While he is dithering the doorbell rings. His heart gives a leap. Will the troublesome word, and the troublesome letter, not after all be needed?
‘Mr Rayment?’ says the voice on the entryphone. ‘Elizabeth Costello here. May I speak with you?’
Elizabeth Costello, whoever she is, takes her time climbing the stairs. By the time she gets to the door she is panting: a woman in her sixties, he would say, the later rather than the earlier sixties, wearing a floral silk dress cut low behind to reveal una
ttractively freckled, somewhat fleshy shoulders.
‘Bad heart,’ she says, fanning herself. ‘Nearly as much of an impediment as’ (she pauses to catch her breath) ‘a bad leg.’
Coming from a stranger the remark strikes him as inappropriate, unseemly.
He invites her in, offers her a seat. She accepts a glass of water.
‘I was going to say I was from the State Library,’ she says. ‘I was going to introduce myself as one of the Library’s volunteers, come to assess the scale of your donation, the physical scale, I mean, the dimensions, so that we could plan ahead. Later it would have come out who I actually am.’
‘You are not from the Library?’
‘No. That would have been a fib.’
‘Then you are – ?’
She glances around his living-room with what seems to be approval. ‘My name is Elizabeth Costello,’ she says. ‘As I mentioned.’
‘Ah, are you that Elizabeth Costello? I am sorry, I was not thinking. Forgive me.’
‘No need.’ From the depths of the sofa she struggles to her feet. ‘Shall we come to the point? This is not something I have done before, Mr Rayment. Will you give me your hand?’

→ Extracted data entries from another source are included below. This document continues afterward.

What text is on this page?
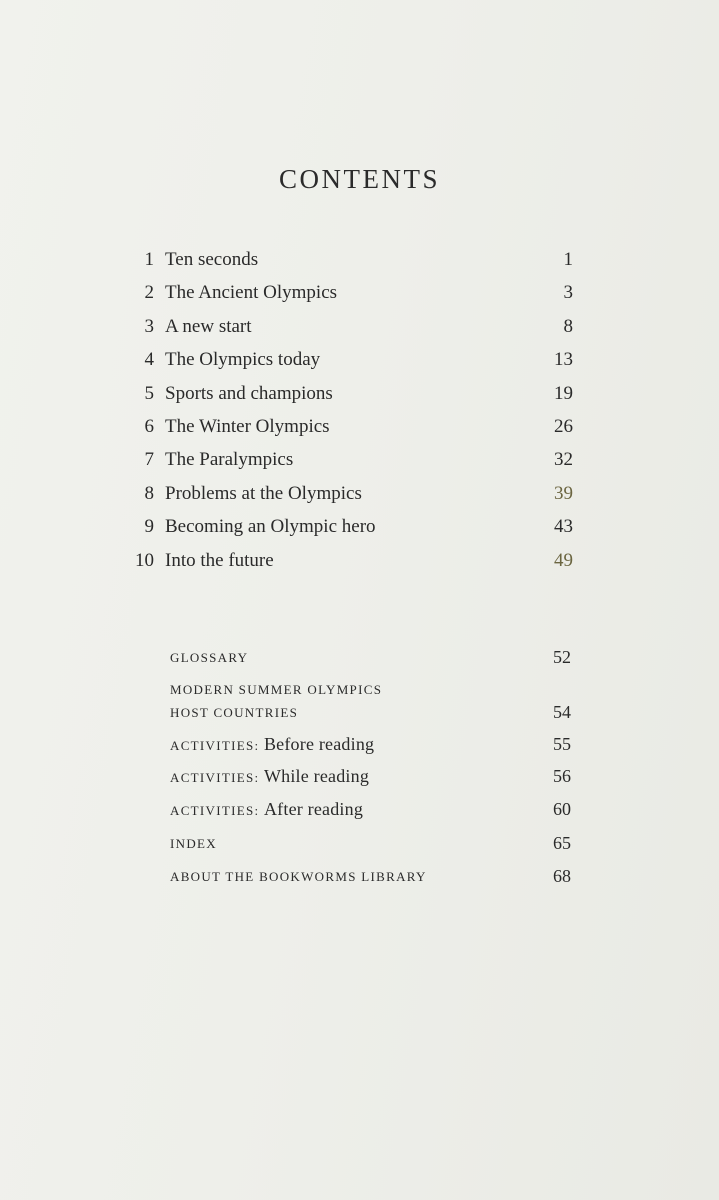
CONTENTS
1 Ten seconds	1
2 The Ancient Olympics	3
3 A new start	8
4 The Olympics today	13
5 Sports and champions	19
6 The Winter Olympics	26
7 The Paralympics	32
8 Problems at the Olympics	39
9 Becoming an Olympic hero	43
10 Into the future	49
GLOSSARY	52
MODERN SUMMER OLYMPICS
HOST COUNTRIES	54
ACTIVITIES: Before reading	55
ACTIVITIES: While reading	56
ACTIVITIES: After reading	60
INDEX	65
ABOUT THE BOOKWORMS LIBRARY	68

For an instant he is confused. Give her his hand? She reaches out her own right hand and he takes it. For a moment the plump and rather cool feminine hand rests in his own, which he notices with distaste has taken on the livid hue it does when he has been inactive too long.
‘So,’ she says. ‘I am rather a doubting Thomas, as you see.’ And when he looks puzzled: ‘I mean, wanting to explore for myself what kind of being you are. Wanting to be sure,’ she proceeds, and now he is really losing her, ‘that our two bodies would not just pass through each other. Naïve, of course. We are not ghosts, either of us – why should I have thought so? Shall we proceed?’
Heavily she seats herself again, squares her shoulders, and begins to recite. ‘The blow catches him from the right, sharp and surprising and painful, like a bolt of electricity, lifting him up off the bicycle. Relax! he tells himself as he tumbles through the air, and so forth.’